# Multilinear Regression. Interpreting "Insignificant"p-values

• I
Science Advisor
Gold Member
2019 Award

## Main Question or Discussion Point

Hi all,

Hi all, hope this is not too simple; please feel free to give me a reference if this is so. I want to know how to address having "insignificant" coefficients in my regression:

I just did a multilinear regression returning $y=a_1x_1+...+a_kx_k$

In the resulting analysis, two of the coefficients , say $a_1, a_2$, came out to be insignificant (at a 95% level) . Still, when I remove them and do a new regression $y=a_3x_3+a_4x_4+.....+a_k x_k$ the adjusted R^2 drops very slightly. Is it standard practice to drop "insignificant" variables?

## Answers and Replies

Related Set Theory, Logic, Probability, Statistics News on Phys.org
Dale
Mentor
R^2 will always drop with a simpler model. The more complicated model lets you fit to the noise.

When comparing two models usually you will use an ANOVA or something like the minimum Bayes information criterion or the Akaike information criterion.

Hi all,

Hi all, hope this is not too simple; please feel free to give me a reference if this is so. I want to know how to address having "insignificant" coefficients in my regression:

I just did a multilinear regression returning $y=a_1x_1+...+a_kx_k$

In the resulting analysis, two of the coefficients , say $a_1, a_2$, came out to be insignificant (at a 95% level) . Still, when I remove them and do a new regression $y=a_3x_3+a_4x_4+.....+a_k x_k$ the adjusted R^2 drops very slightly. Is it standard practice to drop "insignificant" variables?
This is called "model selection". It is indeed good practice to drop insignificant variables, this is done in stepwise, forward or backwards model selection. You should only take care that you don't keep an interaction term while dropping a main effects term, this is called the heredity principle.

When dropping an insignificant variable, you should usually see that the other variables become more significant.

There are many ways to compare models like adjusted $R^2$, Mallow's $C_p$, AIC, AICc, BIC and even $R^2$ can be used for this practice with some care.

(Also: do check for multicollinearity using the Variance Inflation Factors to see whether you have insignificance because of that).

chiro
Science Advisor
Hey WWGD.

In addition to micromass' comment, I'd suggest understanding the nature of things like adjusted R^2 (or other adjusted values) in addition to a normal R^2 (or other similar test-statistic).

The adjustment for R^2 is done because of how correlation easily increases with more variables/information. It's a good thing to understand this when you actually interpret the test statistics for model selection.

Also - in regression modeling there are step-up and step-down models for regression that are procedural and they are used with a variety of test statistics to find models that maximize some information criterion and minimize the number of variables.
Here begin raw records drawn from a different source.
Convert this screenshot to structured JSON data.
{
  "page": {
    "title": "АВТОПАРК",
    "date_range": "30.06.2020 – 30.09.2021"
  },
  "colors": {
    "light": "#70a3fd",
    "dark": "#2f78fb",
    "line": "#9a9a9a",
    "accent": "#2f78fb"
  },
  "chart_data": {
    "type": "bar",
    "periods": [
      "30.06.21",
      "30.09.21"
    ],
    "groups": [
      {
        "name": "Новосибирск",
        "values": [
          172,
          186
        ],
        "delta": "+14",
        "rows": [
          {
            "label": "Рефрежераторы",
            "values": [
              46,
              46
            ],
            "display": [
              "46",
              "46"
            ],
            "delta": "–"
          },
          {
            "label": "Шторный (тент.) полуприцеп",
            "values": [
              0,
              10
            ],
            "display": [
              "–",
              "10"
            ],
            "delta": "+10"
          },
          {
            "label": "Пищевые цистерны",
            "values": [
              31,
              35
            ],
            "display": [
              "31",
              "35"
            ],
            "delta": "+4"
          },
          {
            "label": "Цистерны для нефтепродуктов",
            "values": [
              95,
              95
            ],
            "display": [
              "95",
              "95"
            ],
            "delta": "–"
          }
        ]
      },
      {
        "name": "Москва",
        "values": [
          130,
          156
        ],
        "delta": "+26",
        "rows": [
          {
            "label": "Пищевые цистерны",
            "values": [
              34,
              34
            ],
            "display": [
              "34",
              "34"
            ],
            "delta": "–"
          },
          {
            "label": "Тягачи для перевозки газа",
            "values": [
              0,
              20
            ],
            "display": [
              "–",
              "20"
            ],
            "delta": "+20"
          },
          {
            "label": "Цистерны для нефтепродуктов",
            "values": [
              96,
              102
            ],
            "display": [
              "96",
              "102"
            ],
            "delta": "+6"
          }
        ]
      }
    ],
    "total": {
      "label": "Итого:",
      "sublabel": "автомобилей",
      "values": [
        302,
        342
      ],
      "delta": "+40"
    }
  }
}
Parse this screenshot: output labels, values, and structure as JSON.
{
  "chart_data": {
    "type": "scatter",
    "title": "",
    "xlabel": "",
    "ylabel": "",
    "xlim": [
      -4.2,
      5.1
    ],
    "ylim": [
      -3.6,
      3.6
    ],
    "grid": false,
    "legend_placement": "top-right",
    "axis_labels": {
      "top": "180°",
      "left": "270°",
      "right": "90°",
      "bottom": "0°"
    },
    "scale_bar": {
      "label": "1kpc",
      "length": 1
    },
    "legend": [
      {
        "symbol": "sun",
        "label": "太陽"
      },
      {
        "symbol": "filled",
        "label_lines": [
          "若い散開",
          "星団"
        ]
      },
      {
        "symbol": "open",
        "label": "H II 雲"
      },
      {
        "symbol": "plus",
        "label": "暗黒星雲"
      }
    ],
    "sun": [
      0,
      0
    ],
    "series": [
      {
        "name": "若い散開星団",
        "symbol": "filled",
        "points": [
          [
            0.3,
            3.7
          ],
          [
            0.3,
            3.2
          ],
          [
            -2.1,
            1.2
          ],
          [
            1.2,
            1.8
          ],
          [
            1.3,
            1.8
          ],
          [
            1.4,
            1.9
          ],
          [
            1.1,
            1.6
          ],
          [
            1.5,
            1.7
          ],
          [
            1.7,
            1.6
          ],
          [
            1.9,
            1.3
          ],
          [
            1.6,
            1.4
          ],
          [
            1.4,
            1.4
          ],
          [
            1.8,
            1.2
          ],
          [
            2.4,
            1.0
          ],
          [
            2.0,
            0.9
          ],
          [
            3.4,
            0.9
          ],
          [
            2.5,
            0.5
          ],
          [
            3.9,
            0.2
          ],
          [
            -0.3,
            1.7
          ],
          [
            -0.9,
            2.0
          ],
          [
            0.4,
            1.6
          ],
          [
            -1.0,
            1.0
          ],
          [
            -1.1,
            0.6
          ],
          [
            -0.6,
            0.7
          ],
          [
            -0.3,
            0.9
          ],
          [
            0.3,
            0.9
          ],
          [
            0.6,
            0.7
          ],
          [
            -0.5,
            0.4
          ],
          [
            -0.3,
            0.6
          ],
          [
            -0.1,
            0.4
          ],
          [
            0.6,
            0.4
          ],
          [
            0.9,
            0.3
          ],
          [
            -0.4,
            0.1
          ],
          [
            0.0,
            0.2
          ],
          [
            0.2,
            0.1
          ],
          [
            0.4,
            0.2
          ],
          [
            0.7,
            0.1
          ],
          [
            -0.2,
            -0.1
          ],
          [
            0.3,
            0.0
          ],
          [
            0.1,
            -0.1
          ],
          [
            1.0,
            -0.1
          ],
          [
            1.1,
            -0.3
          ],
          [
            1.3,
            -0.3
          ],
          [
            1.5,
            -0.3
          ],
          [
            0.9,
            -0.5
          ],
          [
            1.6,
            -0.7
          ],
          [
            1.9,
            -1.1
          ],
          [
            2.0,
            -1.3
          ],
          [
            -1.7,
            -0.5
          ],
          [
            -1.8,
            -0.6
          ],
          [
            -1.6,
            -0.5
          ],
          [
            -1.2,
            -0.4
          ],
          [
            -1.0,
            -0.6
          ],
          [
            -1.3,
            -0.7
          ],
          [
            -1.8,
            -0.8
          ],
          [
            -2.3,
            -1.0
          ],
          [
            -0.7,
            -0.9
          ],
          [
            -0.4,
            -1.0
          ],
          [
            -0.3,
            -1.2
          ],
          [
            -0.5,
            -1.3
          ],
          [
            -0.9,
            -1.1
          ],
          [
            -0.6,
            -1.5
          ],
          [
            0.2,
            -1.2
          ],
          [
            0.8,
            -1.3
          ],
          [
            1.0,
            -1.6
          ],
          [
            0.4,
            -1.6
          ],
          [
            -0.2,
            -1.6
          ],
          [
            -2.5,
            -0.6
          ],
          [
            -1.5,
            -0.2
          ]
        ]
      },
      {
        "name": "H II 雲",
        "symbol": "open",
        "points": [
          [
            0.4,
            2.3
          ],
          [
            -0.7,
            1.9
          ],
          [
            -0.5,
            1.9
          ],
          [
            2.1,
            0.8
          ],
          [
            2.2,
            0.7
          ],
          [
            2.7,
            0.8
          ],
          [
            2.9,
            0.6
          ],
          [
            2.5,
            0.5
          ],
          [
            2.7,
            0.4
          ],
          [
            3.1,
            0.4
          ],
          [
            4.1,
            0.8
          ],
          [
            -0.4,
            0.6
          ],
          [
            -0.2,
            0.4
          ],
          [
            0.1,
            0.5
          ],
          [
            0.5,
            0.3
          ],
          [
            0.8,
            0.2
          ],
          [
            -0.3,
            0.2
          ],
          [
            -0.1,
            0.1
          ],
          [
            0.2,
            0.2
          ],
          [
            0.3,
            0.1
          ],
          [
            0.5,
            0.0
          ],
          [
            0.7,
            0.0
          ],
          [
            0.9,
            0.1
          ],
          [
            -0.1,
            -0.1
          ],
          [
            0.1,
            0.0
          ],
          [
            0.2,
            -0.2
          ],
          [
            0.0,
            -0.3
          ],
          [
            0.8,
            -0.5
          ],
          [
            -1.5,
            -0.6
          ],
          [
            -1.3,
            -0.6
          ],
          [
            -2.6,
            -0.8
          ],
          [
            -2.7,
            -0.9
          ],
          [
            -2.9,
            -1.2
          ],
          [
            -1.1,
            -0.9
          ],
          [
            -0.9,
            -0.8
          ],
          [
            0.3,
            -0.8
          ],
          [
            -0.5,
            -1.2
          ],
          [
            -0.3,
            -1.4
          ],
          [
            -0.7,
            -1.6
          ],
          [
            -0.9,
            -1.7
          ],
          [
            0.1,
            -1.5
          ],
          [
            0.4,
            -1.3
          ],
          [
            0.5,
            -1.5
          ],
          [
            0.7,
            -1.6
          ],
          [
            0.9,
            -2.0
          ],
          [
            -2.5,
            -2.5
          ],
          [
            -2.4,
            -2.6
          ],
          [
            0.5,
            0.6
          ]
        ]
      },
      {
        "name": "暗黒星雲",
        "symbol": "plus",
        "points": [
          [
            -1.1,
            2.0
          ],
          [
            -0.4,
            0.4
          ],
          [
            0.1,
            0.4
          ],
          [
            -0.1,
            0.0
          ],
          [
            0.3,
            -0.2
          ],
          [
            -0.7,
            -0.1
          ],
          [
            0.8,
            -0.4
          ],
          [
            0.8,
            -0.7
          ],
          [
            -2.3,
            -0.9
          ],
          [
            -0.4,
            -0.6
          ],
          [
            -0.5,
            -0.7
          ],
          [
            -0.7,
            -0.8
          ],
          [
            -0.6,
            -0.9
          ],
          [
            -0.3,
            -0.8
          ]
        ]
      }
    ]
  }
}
PCA (Principal Component Analysis) is another thing that helps with model fitting for multiple random variables.

Dale
Mentor
If you do use any form of data-driven model selection then it is important to partition your data into two random groups. Do your model selection on one group and your model testing on the other group. You need to avoid "double dipping" or using the same data for selecting the model and testing the model.

If you do use a data-driven model selection then it is important to partition your data into two random groups. Do your model selection on one group and your model testing on the other group. You need to avoid "double dipping" or using the same data for selecting the model and testing the model.
It is recommended to actually use three groups if the size of your data permit it. One group for model selection. One group for coefficient estimation. One group for model testing. But if the size of your data set is very small then there are still things you can do like the leave-one-out model testing.

Science Advisor
Gold Member
2019 Award
This is called "model selection". It is indeed good practice to drop insignificant variables, this is done in stepwise, forward or backwards model selection. You should only take care that you don't keep an interaction term while dropping a main effects term, this is called the heredity principle.

When dropping an insignificant variable, you should usually see that the other variables become more significant.

There are many ways to compare models like adjusted $R^2$, Mallow's $C_p$, AIC, AICc, BIC and even $R^2$ can be used for this practice with some care.

(Also: do check for multicollinearity using the Variance Inflation Factors to see whether you have insignificance because of that).
Thank you, I am aware of the general area and methods; I was looking for theorems and specific criteria to keep or get rid of terms.

Science Advisor
Gold Member
2019 Award
Thanks all. I ended up using the best subsets method.

scottdave
Science Advisor
Homework Helper
This is an old thread. I came across it from a search. I am currently taking an online class for Analytics Modeling, from edX and Georgia Tech. In regards to separating training and test data, the TA used an example this week, which I thought sums it up.

I am paraphrasing said:
The class has a midterm exam coming up soon. Before the exam, we hand out a sample test, for students to get an idea of what to expect. If they show up for the actual exam, and it is the same exact questions as the sample test, the students will perform much better than for what they have actually learned.
Apparently models work the same way. If you test them on the same exact data that they were trained on, they will appear to be much better than how they will behave one future real world data.